Deleting Lots of Files from a VMFS Volume

One of my customers recently encountered an interesting problem.  They encountered an issue that caused their Unidesk desktop backups to fail to delete from the archive datastore.  As such, that datastore filled up and backups were unable to continue.  The customer was working directly with Unidesk and VMware to resolve the issue, but in the meantime needed an easy way to purge all of the stale backups from their system.

A few months ago, I posted about setting up Persistent ESXi Scratch Space for hosts using SD cards for their installations.  In that post, we covered how to mount a VMFS volume into a PowerCLI session.  Once it's mounted, we created the per-host Scratch folders, but that same technique can be easily used here to help us find those stale backups.  First, we ran this command to mount the "VDI-Archive1" datastore as a drive named DS:

New-PSDrive -Name "DS" -Root \ -PSProvider VimDatastore -Datastore (get-datastore VDI-Archive1)

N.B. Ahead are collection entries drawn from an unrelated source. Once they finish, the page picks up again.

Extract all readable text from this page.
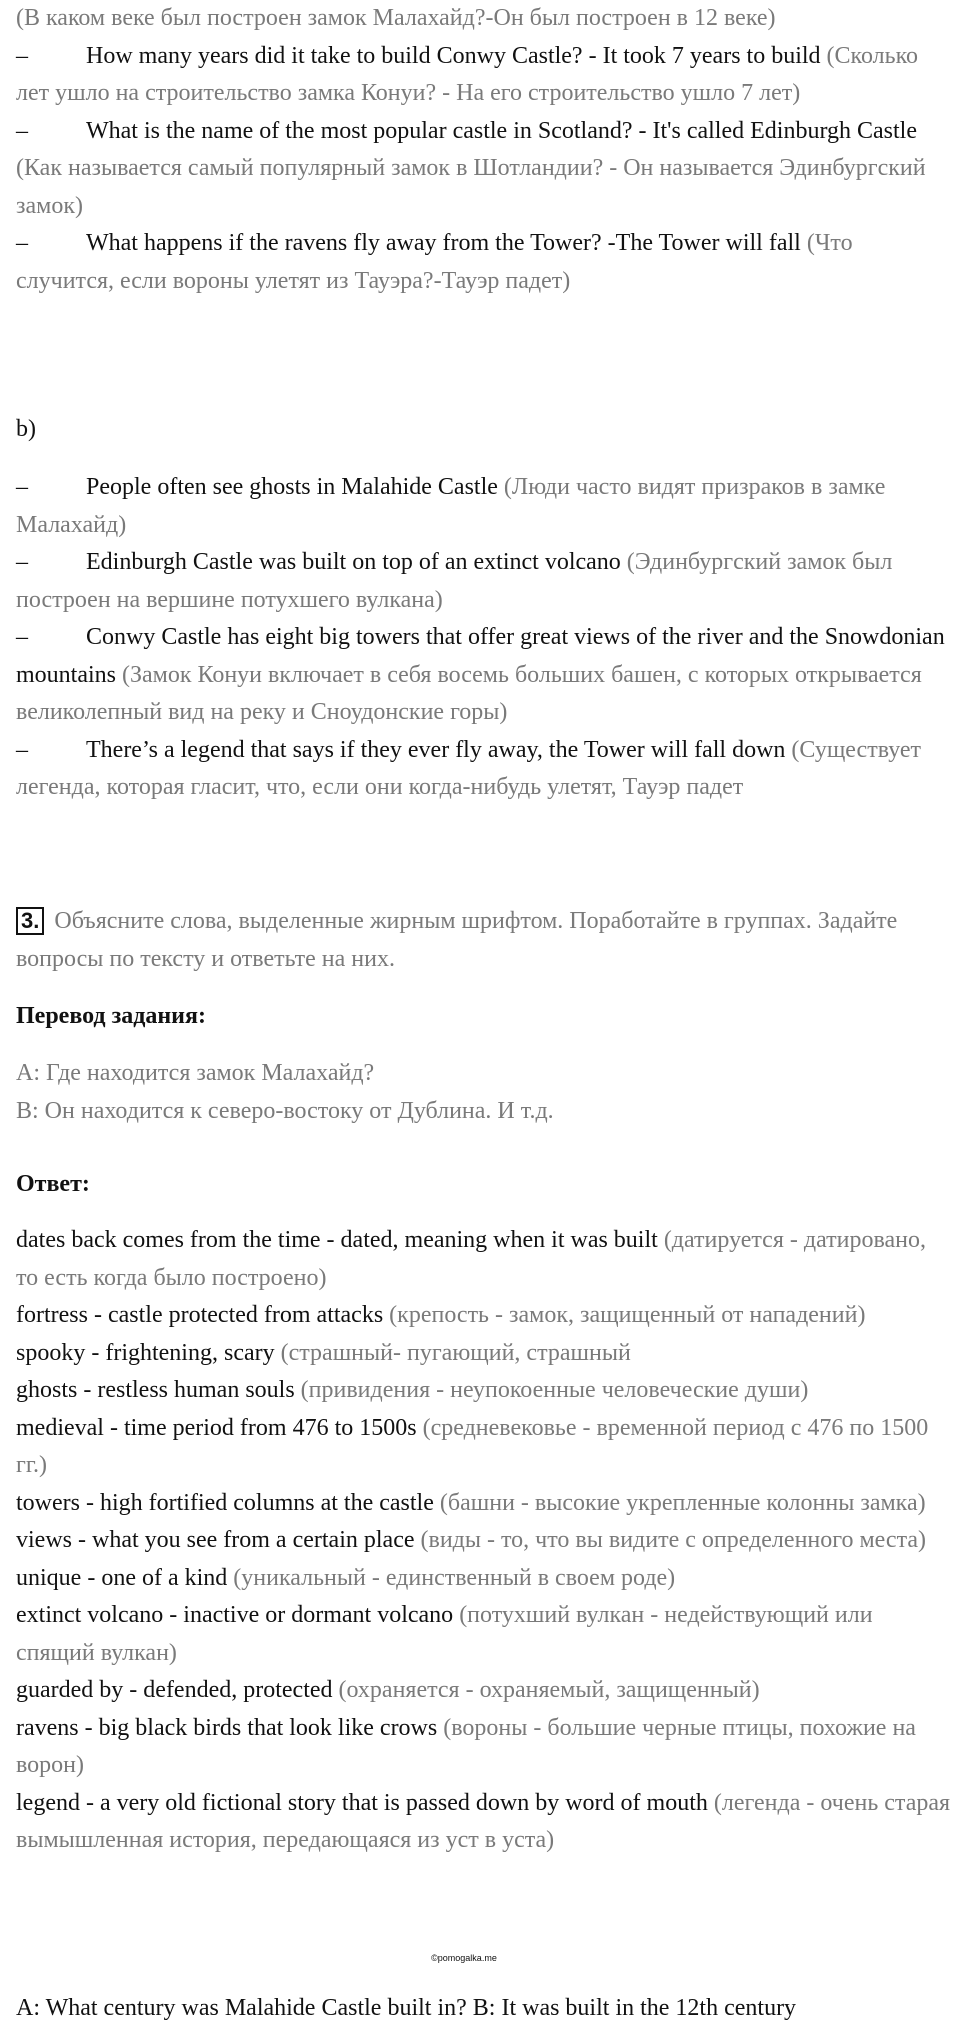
(В каком веке был построен замок Малахайд?-Он был построен в 12 веке)

– How many years did it take to build Conwy Castle? - It took 7 years to build (Сколько лет ушло на строительство замка Конуи? - На его строительство ушло 7 лет)

– What is the name of the most popular castle in Scotland? - It's called Edinburgh Castle (Как называется самый популярный замок в Шотландии? - Он называется Эдинбургский замок)

– What happens if the ravens fly away from the Tower? -The Tower will fall (Что случится, если вороны улетят из Тауэра?-Тауэр падет)

b)

– People often see ghosts in Malahide Castle (Люди часто видят призраков в замке Малахайд)

– Edinburgh Castle was built on top of an extinct volcano (Эдинбургский замок был построен на вершине потухшего вулкана)

– Conwy Castle has eight big towers that offer great views of the river and the Snowdonian mountains (Замок Конуи включает в себя восемь больших башен, с которых открывается великолепный вид на реку и Сноудонские горы)

– There’s a legend that says if they ever fly away, the Tower will fall down (Существует легенда, которая гласит, что, если они когда-нибудь улетят, Тауэр падет

3. Объясните слова, выделенные жирным шрифтом. Поработайте в группах. Задайте вопросы по тексту и ответьте на них.

Перевод задания:

А: Где находится замок Малахайд?

В: Он находится к северо-востоку от Дублина. И т.д.

Ответ:

dates back comes from the time - dated, meaning when it was built (датируется - датировано, то есть когда было построено)

fortress - castle protected from attacks (крепость - замок, защищенный от нападений)

spooky - frightening, scary (страшный- пугающий, страшный

ghosts - restless human souls (привидения - неупокоенные человеческие души)

medieval - time period from 476 to 1500s (средневековье - временной период с 476 по 1500 гг.)

towers - high fortified columns at the castle (башни - высокие укрепленные колонны замка)

views - what you see from a certain place (виды - то, что вы видите с определенного места)

unique - one of a kind (уникальный - единственный в своем роде)

extinct volcano - inactive or dormant volcano (потухший вулкан - недействующий или спящий вулкан)

guarded by - defended, protected (охраняется - охраняемый, защищенный)

ravens - big black birds that look like crows (вороны - большие черные птицы, похожие на ворон)

legend - a very old fictional story that is passed down by word of mouth (легенда - очень старая вымышленная история, передающаяся из уст в уста)

A: What century was Malahide Castle built in? B: It was built in the 12th century

©pomogalka.me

Next, we had to understand how exactly we define a "stale backup".  The "stale" part was easy to define - any file that was modified more than 5 days ago.  The "backup" part wasn't too bad either; we just had to understand the folder structure that Unidesk uses for its desktop backups.

When Unidesk takes a backup of a desktop, we point that backup at a specific datastore (VDI-Archive1 in my example).  On that datastore, Unidesk creates a folder structure like this:
[VDI-Archive1] Unidesk Backups/<CachePoint Name>/User/<VM Name>/UnideskBackupChain-<date>/ and stores its backup files in that folder.

Given that we were planning on running a command that would parse through a VMFS datastore and automatically delete a whole mess of files (we had hundreds of stale backup files to remove), we had to make sure that we didn't have any false positives.  Everything that we're interested in deleting is under that UnideskBackupChain-<date> folder, but there's a lot of variability in the path (and even in that folder name).  In order to ensure that we were only targeting files within the correct folder, we split the path and checked the 4th object in the resulting array, to make sure that it begins with UnideskBackupChain (after only listing objects within the "Unidesk Backups" folder of the target datastore).  We then filter based on date, and have a list of all stale backup files.  With the files identified, we simply pipe them into remove-item and are good to go.

ls "DS:\Unidesk Backups" -recurse | ? {$_.FolderPath.split("/")[4] -like "UnideskBackupChain*"} | ? {$_.LastWriteTime -lt [DateTime]::Today.AddDays(-5)} | remove-item

Of course, now that I've typed that, I realize that there's a much more elegant solution:

ls (ls "DS:\Unidesk Backups\*\*\*\UnideskBackupChain*) | ? {$_.LastWriteTime -lt [DateTime]::Today.AddDays(-5)} | remove-item

I expect that someone reading this blog will be able to come up with something even better, given enough time.  As always, any time you're playing around with commands (especially delete commands!), be very careful.  This command worked for us in this particular situation, but be sure to test it thoroughly and be sure that you understand exactly what it's going to do before using it yourself!